Colpisce tra i 3 e il 6 per cento dei sordi

La Sindorme di Usher – la malattia di padre Cyril Axelrod – è una delle principali cause della condizione dei sordo-ciechi. Di origine genetica, si manifesta gradualmente, portando a una perdita pressoché totale della vista oltre che dell’udito. Non esistono numeri precisi su quante siano nel mondo le persone che vivono in questa condizione estrema di isolamento. Le stime dell’Organizzazione mondiale della sanità dicono però che la Sindrome di Usher colpisce tra il 3 e il 6 per cento di coloro che sono affetti da sordità. Per comunicare queste persone utilizzano un particolare linguaggio che passa attraverso il contatto tra le dita delle mani. In Italia è chiamato alfabeto Molossi. Ma – come racconta molto bene nel libro padre Cyril – uno dei problemi dei sordo ciechi è che anche questa «lingua» cambia da Paese a Paese. Dunque due sordo-ciechi di aree geografiche diverse per comunicare possono avere bisogno di un interprete che faccia da tramite tra due linguaggi dei segni.
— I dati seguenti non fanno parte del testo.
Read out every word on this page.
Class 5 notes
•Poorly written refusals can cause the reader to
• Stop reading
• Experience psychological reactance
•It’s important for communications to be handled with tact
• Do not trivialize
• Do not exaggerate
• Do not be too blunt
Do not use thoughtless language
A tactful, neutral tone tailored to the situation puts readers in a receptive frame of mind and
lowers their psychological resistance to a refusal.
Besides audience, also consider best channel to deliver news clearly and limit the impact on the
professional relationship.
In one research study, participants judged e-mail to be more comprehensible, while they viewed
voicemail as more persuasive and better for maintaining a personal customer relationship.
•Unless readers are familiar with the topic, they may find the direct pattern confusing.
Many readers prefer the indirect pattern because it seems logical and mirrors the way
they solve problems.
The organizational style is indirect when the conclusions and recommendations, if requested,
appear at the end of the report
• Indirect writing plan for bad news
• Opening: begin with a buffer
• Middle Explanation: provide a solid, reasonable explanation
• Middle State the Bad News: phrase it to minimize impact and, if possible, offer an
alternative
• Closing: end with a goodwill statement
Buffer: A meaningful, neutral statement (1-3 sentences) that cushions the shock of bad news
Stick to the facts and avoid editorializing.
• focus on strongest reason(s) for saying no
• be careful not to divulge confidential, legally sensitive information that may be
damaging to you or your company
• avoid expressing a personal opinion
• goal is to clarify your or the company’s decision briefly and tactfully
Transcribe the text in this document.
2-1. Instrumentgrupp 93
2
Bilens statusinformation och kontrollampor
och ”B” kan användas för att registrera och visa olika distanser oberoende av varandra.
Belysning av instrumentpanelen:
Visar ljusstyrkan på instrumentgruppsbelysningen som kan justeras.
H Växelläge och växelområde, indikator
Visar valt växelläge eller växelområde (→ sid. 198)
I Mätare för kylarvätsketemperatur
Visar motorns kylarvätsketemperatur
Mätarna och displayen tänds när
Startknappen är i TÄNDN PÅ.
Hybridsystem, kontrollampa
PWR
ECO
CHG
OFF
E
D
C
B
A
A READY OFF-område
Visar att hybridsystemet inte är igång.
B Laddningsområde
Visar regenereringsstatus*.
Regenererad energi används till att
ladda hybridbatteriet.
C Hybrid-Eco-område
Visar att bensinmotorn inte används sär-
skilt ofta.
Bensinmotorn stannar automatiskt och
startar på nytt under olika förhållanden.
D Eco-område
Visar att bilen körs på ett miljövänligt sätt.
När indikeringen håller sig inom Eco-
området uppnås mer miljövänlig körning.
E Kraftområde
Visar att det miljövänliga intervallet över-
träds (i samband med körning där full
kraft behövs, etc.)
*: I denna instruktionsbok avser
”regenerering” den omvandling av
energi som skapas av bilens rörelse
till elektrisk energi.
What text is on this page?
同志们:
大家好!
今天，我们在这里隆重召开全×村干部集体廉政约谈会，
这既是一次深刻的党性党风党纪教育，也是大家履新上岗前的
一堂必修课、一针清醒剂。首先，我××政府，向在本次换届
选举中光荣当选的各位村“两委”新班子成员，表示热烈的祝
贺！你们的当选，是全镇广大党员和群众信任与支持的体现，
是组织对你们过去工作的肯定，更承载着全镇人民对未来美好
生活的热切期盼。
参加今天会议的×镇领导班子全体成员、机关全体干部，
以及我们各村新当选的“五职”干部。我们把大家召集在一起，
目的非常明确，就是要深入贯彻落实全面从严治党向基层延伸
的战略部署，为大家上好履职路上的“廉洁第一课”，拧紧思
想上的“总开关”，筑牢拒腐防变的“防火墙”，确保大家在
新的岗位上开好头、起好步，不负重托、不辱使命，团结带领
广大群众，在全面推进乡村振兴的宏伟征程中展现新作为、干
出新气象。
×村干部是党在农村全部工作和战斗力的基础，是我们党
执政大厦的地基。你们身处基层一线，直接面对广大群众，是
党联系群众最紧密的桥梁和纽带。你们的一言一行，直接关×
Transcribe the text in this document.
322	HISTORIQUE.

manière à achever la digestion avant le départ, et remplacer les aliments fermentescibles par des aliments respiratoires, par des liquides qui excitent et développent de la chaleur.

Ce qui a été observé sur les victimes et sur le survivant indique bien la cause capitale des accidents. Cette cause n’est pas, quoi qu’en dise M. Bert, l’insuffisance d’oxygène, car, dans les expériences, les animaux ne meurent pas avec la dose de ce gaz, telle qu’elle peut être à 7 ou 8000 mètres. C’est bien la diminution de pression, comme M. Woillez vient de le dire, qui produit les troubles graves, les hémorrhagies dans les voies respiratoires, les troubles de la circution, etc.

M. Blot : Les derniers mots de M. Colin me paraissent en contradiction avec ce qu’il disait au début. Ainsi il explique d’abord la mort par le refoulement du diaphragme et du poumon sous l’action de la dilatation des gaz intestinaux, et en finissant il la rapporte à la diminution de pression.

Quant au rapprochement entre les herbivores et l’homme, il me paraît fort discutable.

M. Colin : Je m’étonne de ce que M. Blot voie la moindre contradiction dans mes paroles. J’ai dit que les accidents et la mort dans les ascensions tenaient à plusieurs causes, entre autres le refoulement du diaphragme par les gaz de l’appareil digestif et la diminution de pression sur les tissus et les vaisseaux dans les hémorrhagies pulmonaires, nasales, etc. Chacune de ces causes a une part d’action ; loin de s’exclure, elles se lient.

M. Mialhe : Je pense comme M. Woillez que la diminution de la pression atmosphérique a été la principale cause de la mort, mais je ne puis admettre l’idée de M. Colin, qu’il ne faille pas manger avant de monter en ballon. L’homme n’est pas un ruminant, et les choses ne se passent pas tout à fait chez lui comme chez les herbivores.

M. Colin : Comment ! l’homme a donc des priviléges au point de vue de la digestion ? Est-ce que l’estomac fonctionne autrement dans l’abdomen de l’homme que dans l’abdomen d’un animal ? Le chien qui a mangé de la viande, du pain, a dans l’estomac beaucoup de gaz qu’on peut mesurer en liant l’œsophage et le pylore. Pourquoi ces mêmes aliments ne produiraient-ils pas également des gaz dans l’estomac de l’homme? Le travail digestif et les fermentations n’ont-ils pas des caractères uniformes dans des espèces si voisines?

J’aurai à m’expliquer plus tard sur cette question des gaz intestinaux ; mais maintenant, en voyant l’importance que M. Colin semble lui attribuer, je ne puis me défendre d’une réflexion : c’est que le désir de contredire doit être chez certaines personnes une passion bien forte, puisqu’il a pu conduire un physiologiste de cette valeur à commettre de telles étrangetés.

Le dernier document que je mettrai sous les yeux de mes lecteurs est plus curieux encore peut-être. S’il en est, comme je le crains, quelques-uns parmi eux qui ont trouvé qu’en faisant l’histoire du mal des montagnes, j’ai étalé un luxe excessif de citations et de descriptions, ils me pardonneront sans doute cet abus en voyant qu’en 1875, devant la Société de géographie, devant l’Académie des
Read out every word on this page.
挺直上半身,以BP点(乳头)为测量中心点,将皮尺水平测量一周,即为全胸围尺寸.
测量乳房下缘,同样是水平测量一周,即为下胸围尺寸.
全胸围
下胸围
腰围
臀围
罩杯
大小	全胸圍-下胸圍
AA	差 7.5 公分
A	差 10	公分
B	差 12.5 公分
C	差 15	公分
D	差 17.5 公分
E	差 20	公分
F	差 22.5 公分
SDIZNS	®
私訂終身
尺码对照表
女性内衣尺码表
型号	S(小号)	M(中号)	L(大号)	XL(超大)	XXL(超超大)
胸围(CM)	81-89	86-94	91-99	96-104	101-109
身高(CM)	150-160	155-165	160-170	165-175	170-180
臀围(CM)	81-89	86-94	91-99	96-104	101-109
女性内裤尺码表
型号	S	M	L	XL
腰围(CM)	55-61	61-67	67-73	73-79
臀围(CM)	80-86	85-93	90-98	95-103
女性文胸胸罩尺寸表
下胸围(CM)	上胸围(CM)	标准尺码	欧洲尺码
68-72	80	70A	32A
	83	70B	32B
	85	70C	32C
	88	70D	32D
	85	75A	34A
Nonostante queste difficoltà i sordo ciechi hanno sviluppato una capacità di autonomia straordinaria. Grazie a uno speciale computer – ad esempio – padre Cyril è in grado di comunicare con chiunque via e-mail. E con l’aiuto di alcune persone continua a viaggiare per portare la propria testimonianza. L’associazione internazionale dei sordo ciechi gli ha assegnato un particolare riconoscimento per l’immagine che ha saputo dare di chi vive in questa particolare condizione. Ma il suo è solo uno dei tanti esempi.